Incredibly, a full series was recorded, but was dropped after the pilot episode was panned.

Triangle – endlessly overcast skies sapped any last vestiges of glamour

Triangle (1981-83). The BBC pushed the boat out for this big-budget drama, literally. Set on a North Sea ferry, the show was meant to be Britain’s answer to the popular American series Loveboat, featuring exciting destinations and the romance of the open seas.

So what could go wrong? Well, the one thing no amount of money could change was the weather, typified by the opening scenes where a clearly freezing Kate O’Mara sunbathed topless on the deck. The endless grey skies sapped any last vestige of glamour from the scenery, and the new hi-tech cameras struggled with the contrast of light coming from windows.

Production crews, in between bouts of seasickness, did find a way around this – they filmed indoor scenes with the curtains closed. Which, of course, meant they might as well have been shot in the studio.

On the positive side, Triangle did pioneer filming techniques which later became the norm. And its lame scripts provided Terry Wogan with plenty of material for his radio show.

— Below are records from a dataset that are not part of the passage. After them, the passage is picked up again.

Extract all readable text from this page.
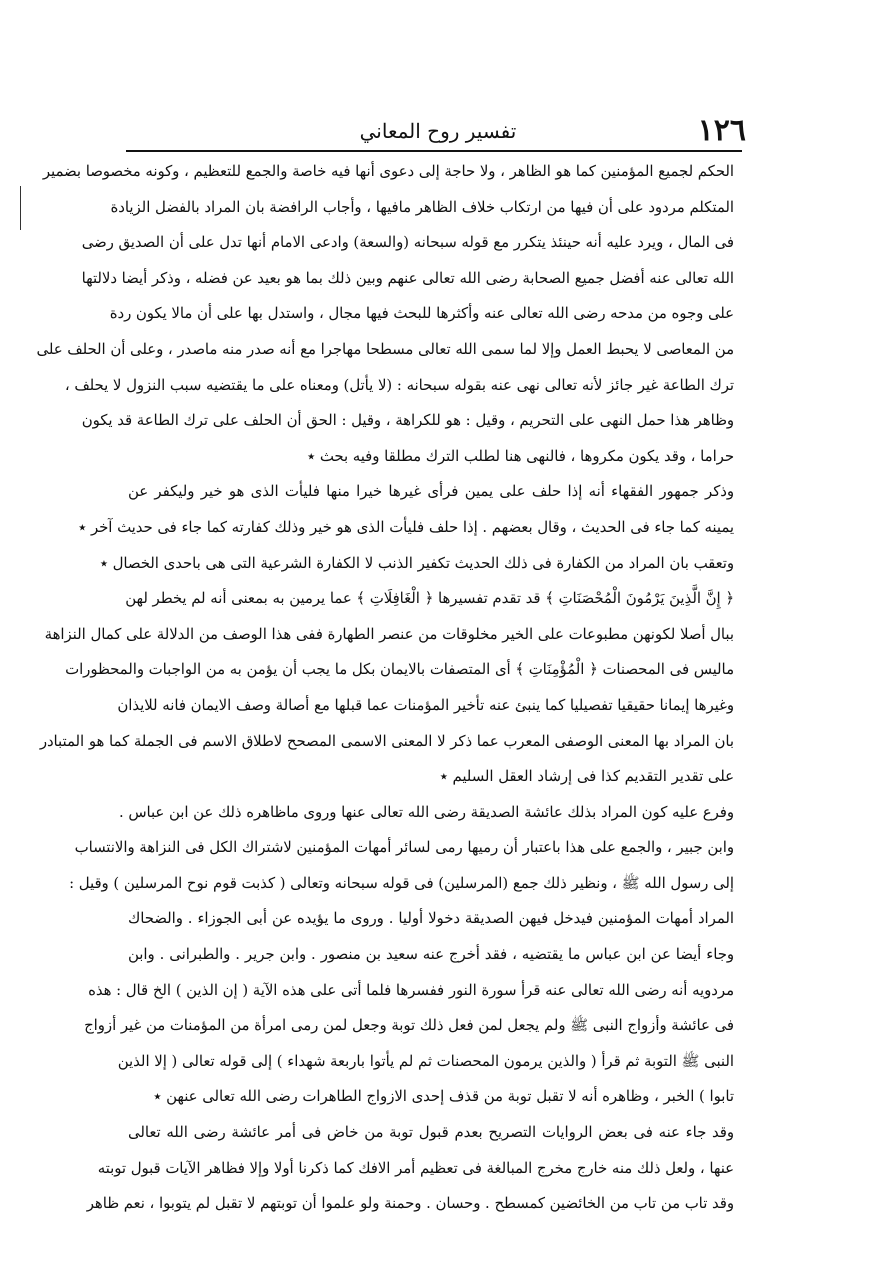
تفسير روح المعاني	١٢٦
الحكم لجميع المؤمنين كما هو الظاهر ، ولا حاجة إلى دعوى أنها فيه خاصة والجمع للتعظيم ، وكونه مخصوصا بضمير
المتكلم مردود على أن فيها من ارتكاب خلاف الظاهر مافيها ، وأجاب الرافضة بان المراد بالفضل الزيادة
فى المال ، ويرد عليه أنه حينئذ يتكرر مع قوله سبحانه (والسعة) وادعى الامام أنها تدل على أن الصديق رضى
الله تعالى عنه أفضل جميع الصحابة رضى الله تعالى عنهم وبين ذلك بما هو بعيد عن فضله ، وذكر أيضا دلالتها
على وجوه من مدحه رضى الله تعالى عنه وأكثرها للبحث فيها مجال ، واستدل بها على أن مالا يكون ردة
من المعاصى لا يحبط العمل وإلا لما سمى الله تعالى مسطحا مهاجرا مع أنه صدر منه ماصدر ، وعلى أن الحلف على
ترك الطاعة غير جائز لأنه تعالى نهى عنه بقوله سبحانه : (لا يأتل) ومعناه على ما يقتضيه سبب النزول لا يحلف ،
وظاهر هذا حمل النهى على التحريم ، وقيل : هو للكراهة ، وقيل : الحق أن الحلف على ترك الطاعة قد يكون
حراما ، وقد يكون مكروها ، فالنهى هنا لطلب الترك مطلقا وفيه بحث ٭
وذكر جمهور الفقهاء أنه إذا حلف على يمين فرأى غيرها خيرا منها فليأت الذى هو خير وليكفر عن
يمينه كما جاء فى الحديث ، وقال بعضهم . إذا حلف فليأت الذى هو خير وذلك كفارته كما جاء فى حديث آخر ٭
وتعقب بان المراد من الكفارة فى ذلك الحديث تكفير الذنب لا الكفارة الشرعية التى هى باحدى الخصال ٭
﴿ إِنَّ الَّذِينَ يَرْمُونَ الْمُحْصَنَاتِ ﴾ قد تقدم تفسيرها ﴿ الْغَافِلَاتِ ﴾ عما يرمين به بمعنى أنه لم يخطر لهن
ببال أصلا لكونهن مطبوعات على الخير مخلوقات من عنصر الطهارة ففى هذا الوصف من الدلالة على كمال النزاهة
ماليس فى المحصنات ﴿ الْمُؤْمِنَاتِ ﴾ أى المتصفات بالايمان بكل ما يجب أن يؤمن به من الواجبات والمحظورات
وغيرها إيمانا حقيقيا تفصيليا كما ينبئ عنه تأخير المؤمنات عما قبلها مع أصالة وصف الايمان فانه للايذان
بان المراد بها المعنى الوصفى المعرب عما ذكر لا المعنى الاسمى المصحح لاطلاق الاسم فى الجملة كما هو المتبادر
على تقدير التقديم كذا فى إرشاد العقل السليم ٭
وفرع عليه كون المراد بذلك عائشة الصديقة رضى الله تعالى عنها وروى ماظاهره ذلك عن ابن عباس .
وابن جبير ، والجمع على هذا باعتبار أن رميها رمى لسائر أمهات المؤمنين لاشتراك الكل فى النزاهة والانتساب
إلى رسول الله ﷺ ، ونظير ذلك جمع (المرسلين) فى قوله سبحانه وتعالى ( كذبت قوم نوح المرسلين ) وقيل :
المراد أمهات المؤمنين فيدخل فيهن الصديقة دخولا أوليا . وروى ما يؤيده عن أبى الجوزاء . والضحاك
وجاء أيضا عن ابن عباس ما يقتضيه ، فقد أخرج عنه سعيد بن منصور . وابن جرير . والطبرانى . وابن
مردويه أنه رضى الله تعالى عنه قرأ سورة النور ففسرها فلما أتى على هذه الآية ( إن الذين ) الخ قال : هذه
فى عائشة وأزواج النبى ﷺ ولم يجعل لمن فعل ذلك توبة وجعل لمن رمى امرأة من المؤمنات من غير أزواج
النبى ﷺ التوبة ثم قرأ ( والذين يرمون المحصنات ثم لم يأتوا باربعة شهداء ) إلى قوله تعالى ( إلا الذين
تابوا ) الخبر ، وظاهره أنه لا تقبل توبة من قذف إحدى الازواج الطاهرات رضى الله تعالى عنهن ٭
وقد جاء عنه فى بعض الروايات التصريح بعدم قبول توبة من خاض فى أمر عائشة رضى الله تعالى
عنها ، ولعل ذلك منه خارج مخرج المبالغة فى تعظيم أمر الافك كما ذكرنا أولا وإلا فظاهر الآيات قبول توبته
وقد تاب من تاب من الخائضين كمسطح . وحسان . وحمنة ولو علموا أن توبتهم لا تقبل لم يتوبوا ، نعم ظاهر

Come Back Mrs Noah introduced us to Mollie Sugden in space

Come Back, Mrs Noah (1977-78): The 1970s produced some fantastic sitcoms, including Are You Being Served?, written by Jeremy Lloyd and David Croft, and starring Mollie Sugden. Let’s just say the trio’s next project was not quite so successful.

Set in the year 2050, Sugden starred as Gertrude Noah, a housewife who unwittingly becomes an astronaut after winning a cookery competition. The prize is a tour of a space station, and during the visit Mrs Noah is accidentally blasted into space. And it looked as though the costume department extended to an old colander for Mrs Noah’s head.

Inexperienced actors didn't help Eldorado

Eldorado (1992-93): Back in the early 1990s, Terry Wogan was the king of the TV chat show, his thrice weekly programme regularly coming close to the top of the viewing figure charts. So what did the BBC do? Replace it with a £10 million soap opera which trailed Antiques Roadshow in the ratings.